Я объяснил, что тот показался ему дезертиром.

— Надо же! Такого милого молодого человека.

На следующее утро за завтраком дедушка был свеж как огурчик и сыпал шутками. Мы сперва думали, что он всё забыл, но он всё помнил. За третьей чашкой кофе он глянул на Германа и на меня.

— Чего это фараоны к нам ночью заявились и всё вверх дном перевернули?

Мы так и сели.

Пес, который всех перекусал

Никому в жизни не пожелаю иметь столько собак, сколько их было у меня, и всё же приносили они больше радости, чем огорчений, если только не считать случая с эрдельтерьером по кличке Маг. Мороки с ним было больше, чем с сорока четырьмя или сорока пятью другими вместе взятыми, хотя минуты острейшей неловкости были связаны не с ним, а с его мамашей из породы шотландских терьеров, которую звали Дженни.

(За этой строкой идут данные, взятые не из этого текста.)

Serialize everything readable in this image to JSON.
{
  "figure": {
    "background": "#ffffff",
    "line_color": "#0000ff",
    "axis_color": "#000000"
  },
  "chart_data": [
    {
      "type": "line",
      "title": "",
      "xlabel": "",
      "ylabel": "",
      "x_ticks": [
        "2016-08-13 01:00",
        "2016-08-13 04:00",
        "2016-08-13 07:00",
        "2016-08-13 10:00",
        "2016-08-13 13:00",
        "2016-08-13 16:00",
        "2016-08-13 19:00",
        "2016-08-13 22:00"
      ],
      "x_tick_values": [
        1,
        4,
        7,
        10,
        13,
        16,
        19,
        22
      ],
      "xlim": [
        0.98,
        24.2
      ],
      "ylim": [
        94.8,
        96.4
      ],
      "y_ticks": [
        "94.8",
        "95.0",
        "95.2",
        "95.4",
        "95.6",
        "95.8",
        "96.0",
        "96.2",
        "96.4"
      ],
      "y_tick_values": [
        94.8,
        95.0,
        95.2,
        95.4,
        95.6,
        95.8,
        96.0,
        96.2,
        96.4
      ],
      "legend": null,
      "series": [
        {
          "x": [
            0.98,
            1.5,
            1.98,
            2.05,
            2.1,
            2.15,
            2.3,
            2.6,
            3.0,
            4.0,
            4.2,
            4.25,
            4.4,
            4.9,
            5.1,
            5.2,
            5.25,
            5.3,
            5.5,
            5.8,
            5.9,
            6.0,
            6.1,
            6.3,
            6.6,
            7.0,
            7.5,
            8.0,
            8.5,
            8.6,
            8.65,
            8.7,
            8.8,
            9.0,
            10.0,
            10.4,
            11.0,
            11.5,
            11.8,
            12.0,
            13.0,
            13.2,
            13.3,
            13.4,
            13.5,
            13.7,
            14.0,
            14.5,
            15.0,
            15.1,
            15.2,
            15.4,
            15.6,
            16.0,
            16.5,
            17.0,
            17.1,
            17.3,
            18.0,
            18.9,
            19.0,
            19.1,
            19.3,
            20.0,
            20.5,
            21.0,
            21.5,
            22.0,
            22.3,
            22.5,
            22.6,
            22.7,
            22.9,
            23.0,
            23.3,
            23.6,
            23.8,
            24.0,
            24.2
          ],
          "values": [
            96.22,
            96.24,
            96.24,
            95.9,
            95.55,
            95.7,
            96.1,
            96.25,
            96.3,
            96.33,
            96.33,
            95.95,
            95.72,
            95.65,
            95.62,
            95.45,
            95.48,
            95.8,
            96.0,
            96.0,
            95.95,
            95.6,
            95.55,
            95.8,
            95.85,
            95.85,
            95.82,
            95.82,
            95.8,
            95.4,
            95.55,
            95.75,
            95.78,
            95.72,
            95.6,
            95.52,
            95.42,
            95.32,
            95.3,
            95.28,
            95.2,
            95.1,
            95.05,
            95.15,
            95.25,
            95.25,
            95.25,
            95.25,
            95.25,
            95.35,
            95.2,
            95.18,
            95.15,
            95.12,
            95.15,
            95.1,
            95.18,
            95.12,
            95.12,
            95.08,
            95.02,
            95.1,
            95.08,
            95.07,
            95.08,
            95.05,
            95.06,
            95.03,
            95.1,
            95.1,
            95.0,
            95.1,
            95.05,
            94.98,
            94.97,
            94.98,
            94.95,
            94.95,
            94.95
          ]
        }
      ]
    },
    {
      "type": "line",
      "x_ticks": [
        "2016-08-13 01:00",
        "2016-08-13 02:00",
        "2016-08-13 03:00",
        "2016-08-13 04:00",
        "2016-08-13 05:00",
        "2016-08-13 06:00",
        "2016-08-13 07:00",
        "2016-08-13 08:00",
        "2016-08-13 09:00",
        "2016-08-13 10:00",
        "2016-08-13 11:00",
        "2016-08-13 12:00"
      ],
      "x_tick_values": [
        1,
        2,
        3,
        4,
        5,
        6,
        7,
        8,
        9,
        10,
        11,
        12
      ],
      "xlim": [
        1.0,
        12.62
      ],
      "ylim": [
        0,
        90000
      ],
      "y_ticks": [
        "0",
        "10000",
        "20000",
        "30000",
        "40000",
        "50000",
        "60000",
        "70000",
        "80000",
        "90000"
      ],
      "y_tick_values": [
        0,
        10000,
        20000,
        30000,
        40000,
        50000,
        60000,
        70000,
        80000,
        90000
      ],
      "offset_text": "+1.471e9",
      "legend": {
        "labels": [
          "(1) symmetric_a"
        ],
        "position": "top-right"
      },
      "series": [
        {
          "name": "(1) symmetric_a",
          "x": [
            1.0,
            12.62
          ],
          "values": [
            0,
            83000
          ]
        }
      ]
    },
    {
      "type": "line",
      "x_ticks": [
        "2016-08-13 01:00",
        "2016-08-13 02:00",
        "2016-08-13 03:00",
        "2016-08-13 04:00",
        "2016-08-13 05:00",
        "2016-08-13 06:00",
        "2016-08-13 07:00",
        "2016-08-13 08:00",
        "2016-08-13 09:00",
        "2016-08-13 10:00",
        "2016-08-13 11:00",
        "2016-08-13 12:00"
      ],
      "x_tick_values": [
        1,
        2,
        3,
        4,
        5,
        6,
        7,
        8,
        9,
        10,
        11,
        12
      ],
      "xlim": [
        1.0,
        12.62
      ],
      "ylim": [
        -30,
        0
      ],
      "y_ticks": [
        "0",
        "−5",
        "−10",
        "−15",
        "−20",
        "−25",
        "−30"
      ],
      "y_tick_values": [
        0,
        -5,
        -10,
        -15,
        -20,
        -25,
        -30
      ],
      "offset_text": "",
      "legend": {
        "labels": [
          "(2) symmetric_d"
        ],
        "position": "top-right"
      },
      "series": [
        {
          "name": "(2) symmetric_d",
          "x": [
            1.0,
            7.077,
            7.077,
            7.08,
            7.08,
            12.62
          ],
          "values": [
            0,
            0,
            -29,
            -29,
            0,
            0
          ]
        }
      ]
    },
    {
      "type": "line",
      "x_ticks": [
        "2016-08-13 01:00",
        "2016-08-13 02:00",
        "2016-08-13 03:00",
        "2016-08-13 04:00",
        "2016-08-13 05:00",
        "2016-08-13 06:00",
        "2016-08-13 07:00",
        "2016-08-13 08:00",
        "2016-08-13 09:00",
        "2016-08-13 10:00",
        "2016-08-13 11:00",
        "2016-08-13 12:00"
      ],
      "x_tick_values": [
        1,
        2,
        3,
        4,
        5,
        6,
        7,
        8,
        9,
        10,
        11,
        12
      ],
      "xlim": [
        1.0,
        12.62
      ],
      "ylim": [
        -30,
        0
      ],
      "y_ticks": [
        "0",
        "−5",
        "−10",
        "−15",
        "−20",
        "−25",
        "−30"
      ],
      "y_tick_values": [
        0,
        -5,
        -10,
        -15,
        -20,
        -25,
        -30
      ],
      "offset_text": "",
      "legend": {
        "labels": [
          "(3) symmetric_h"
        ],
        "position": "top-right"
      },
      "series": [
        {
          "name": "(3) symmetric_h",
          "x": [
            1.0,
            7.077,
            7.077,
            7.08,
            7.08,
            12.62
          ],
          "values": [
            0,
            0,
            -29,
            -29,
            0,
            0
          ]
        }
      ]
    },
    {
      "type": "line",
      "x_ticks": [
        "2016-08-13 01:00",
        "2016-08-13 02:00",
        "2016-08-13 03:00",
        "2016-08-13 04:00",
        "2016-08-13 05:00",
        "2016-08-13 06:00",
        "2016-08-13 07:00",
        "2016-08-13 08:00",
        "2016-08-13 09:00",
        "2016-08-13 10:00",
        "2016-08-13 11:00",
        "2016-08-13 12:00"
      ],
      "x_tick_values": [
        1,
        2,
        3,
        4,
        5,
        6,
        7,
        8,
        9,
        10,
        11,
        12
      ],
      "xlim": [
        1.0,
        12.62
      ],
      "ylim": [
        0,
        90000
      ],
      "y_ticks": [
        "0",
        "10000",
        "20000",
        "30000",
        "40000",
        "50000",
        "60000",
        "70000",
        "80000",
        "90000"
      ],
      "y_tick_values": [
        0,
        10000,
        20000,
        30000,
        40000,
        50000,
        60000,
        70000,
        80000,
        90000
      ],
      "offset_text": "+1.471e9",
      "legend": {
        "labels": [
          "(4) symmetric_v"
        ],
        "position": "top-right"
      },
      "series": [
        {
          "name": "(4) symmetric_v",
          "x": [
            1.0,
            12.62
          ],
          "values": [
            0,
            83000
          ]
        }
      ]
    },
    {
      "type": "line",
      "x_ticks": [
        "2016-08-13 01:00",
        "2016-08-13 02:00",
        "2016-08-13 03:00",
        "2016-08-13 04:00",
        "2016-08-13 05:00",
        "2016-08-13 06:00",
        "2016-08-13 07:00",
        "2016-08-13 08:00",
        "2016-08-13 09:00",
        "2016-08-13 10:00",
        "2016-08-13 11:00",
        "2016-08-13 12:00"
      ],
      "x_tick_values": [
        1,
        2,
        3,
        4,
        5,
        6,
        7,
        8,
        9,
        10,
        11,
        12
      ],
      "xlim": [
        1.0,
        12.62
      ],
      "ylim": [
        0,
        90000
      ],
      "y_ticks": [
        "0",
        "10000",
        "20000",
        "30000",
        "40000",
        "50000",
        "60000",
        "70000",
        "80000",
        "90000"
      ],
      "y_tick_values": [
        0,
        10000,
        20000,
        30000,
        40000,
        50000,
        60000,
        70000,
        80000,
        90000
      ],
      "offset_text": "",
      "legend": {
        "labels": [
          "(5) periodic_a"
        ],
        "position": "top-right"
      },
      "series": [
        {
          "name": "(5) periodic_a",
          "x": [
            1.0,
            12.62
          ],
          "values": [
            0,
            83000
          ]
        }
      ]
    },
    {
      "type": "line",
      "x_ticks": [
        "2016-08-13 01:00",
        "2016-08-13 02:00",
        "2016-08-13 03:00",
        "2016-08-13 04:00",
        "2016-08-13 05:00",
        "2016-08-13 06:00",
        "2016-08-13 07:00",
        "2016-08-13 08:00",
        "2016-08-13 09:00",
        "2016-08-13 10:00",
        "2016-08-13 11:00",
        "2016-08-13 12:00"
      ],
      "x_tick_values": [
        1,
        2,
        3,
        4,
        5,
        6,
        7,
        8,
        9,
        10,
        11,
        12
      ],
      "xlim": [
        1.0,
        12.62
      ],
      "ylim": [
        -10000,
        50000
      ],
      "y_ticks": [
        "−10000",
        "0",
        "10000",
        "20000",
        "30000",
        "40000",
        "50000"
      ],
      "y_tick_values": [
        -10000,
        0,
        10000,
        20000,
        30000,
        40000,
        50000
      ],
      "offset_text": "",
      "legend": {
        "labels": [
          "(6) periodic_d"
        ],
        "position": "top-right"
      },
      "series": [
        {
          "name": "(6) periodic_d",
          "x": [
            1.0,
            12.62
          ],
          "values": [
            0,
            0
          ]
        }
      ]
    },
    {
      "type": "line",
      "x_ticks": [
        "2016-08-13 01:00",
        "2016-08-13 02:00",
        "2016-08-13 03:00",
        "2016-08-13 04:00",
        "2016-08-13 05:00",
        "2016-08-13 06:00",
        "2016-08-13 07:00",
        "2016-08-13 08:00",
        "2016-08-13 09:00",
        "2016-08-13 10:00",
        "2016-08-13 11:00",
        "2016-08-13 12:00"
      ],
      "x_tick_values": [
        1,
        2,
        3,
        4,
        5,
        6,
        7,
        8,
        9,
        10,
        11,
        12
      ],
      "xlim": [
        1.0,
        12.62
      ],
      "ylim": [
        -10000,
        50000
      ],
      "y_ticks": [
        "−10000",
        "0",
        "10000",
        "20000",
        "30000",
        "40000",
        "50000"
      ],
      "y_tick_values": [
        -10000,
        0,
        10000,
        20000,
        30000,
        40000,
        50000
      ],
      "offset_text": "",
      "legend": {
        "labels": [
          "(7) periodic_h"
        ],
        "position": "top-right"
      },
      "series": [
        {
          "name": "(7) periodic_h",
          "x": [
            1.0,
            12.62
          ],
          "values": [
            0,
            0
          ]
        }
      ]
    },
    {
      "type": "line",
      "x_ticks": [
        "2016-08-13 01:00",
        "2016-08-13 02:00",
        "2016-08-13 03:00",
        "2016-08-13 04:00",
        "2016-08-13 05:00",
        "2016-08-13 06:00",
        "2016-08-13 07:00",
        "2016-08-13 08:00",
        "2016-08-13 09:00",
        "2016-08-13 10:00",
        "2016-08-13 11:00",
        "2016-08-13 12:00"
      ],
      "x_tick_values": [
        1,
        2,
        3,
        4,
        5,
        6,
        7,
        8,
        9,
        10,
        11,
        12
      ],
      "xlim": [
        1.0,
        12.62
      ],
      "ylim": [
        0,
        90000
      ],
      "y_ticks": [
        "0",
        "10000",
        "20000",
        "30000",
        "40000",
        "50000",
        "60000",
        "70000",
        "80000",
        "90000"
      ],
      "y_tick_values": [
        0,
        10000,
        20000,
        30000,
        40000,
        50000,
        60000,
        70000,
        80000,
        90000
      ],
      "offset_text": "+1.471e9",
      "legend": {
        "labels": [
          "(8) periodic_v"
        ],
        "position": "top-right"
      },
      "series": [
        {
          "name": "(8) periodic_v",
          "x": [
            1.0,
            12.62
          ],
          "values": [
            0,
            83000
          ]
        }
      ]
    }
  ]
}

Эта дама подарила нам шесть щенков в платяном шкафу нью-йоркской квартиры на четвертом этаже, а кроме них, сверх всяких ожиданий, еще и последнего, седьмого, на углу Двенадцатой и Пятой авеню во время прогулки, на которую она неистово рвалась. Была у меня когда-то и француженка-пудель, получившая приз. Не какая-то маленькая, беленькая и тихая девочка, а здоровенная черная пуделиха. Ее стошнило на заднем сидении по дороге в Гринвич на собачью выставку. Вокруг шеи на ней был резиновый нагрудник. На полпути, когда мы ехали через Бронкс, разразилась гроза, и я раскрыл над ней легкий зонтик, скорее от солнца, чем от дождя. Дождь колотил яростно, и вдруг водитель завернул в гараж, где столпились механики. Заехали мы так быстро, что я забыл прикрыть собаку зонтиком, и до сих пор с омерзением ощущаю на себе их презрительно ненавидящие взгляды, особенно у одного жилистого работяги, когда он подошел узнать, что нам нужно, и увидел меня с пуделем. Все механики и прочие двуногие той же нетерпимой породы ненавидят пуделей за фасонную стрижку, особенно за помпончики, которые оставляют у них на ляжках, чтобы у животного был шанс получить награду.